The NIH reports that based on the results of over 1,000 moderately ill patients admitted to the hospital, the data thus far reveals that full doses of blood thinners, in addition to being safe were superior to the doses normally given to prevent blood clots in hospitalized patients. This finding is understood in the context of the primary endpoint of the study—that is the need for ventilation or other support interventions.
Principal Investigator Point of View
Jeffrey Berger, MD, co-primary investigator on the SACTIV-4a trial, commented, “This is groundbreaking” and continued, “For hospitalized patients with COVID-19, In think we are going to enter a new era.” While ATTACC principal investigator Ryan Zarychanski, MD, with the University of Manitoba, shared, “This will define a new standard of care for patients with COVID-19 in hospital but not on life support.”
The trials are supported by multiple international funding organizations including Canadian Institutes of Health Research (CAN), the National Institutes of Health’s National Heart, Lung, and Blood Institute (US), the Translational Breast Cancer Research Consortium and the University of Pittsburgh Medical Center Learning While Doing Program (US), the LifeArc Foundation, National Institutes of Health Research (UK), National Health and Medical Research Council (AUS), Minderoo Foundation (AUS), and the PREPARE and RECOVER consortia (EU).

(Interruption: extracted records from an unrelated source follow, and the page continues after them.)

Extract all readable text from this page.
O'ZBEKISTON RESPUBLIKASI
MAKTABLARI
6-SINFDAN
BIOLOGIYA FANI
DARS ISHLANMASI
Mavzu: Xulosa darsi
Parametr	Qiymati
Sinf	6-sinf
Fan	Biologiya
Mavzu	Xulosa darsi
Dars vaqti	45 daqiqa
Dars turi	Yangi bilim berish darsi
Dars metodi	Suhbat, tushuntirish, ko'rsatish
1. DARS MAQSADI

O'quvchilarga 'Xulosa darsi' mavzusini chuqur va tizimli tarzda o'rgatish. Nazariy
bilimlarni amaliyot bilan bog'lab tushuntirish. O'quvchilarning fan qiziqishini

The NIH reports that research questions persist as to how to improve the clinical care of COVID-19 patients. An adaptive protocol, ACTIV-4 was designed to allow different drugs to be introduced and stopped or combined during the study in response to emerging scientific data. The benefit of course is that this method enables the rapid testing of additional agents without compromising safety, while offering the ability to evolve the knowledge in the middle of pandemic conditions. These studies continue but the top line findings represent a breakthrough.
Call to Action: The ACTIV-4 investigators now must work furiously to make the results of the study available so clinicians can make even more informed decisions about treating COVID-19 patients.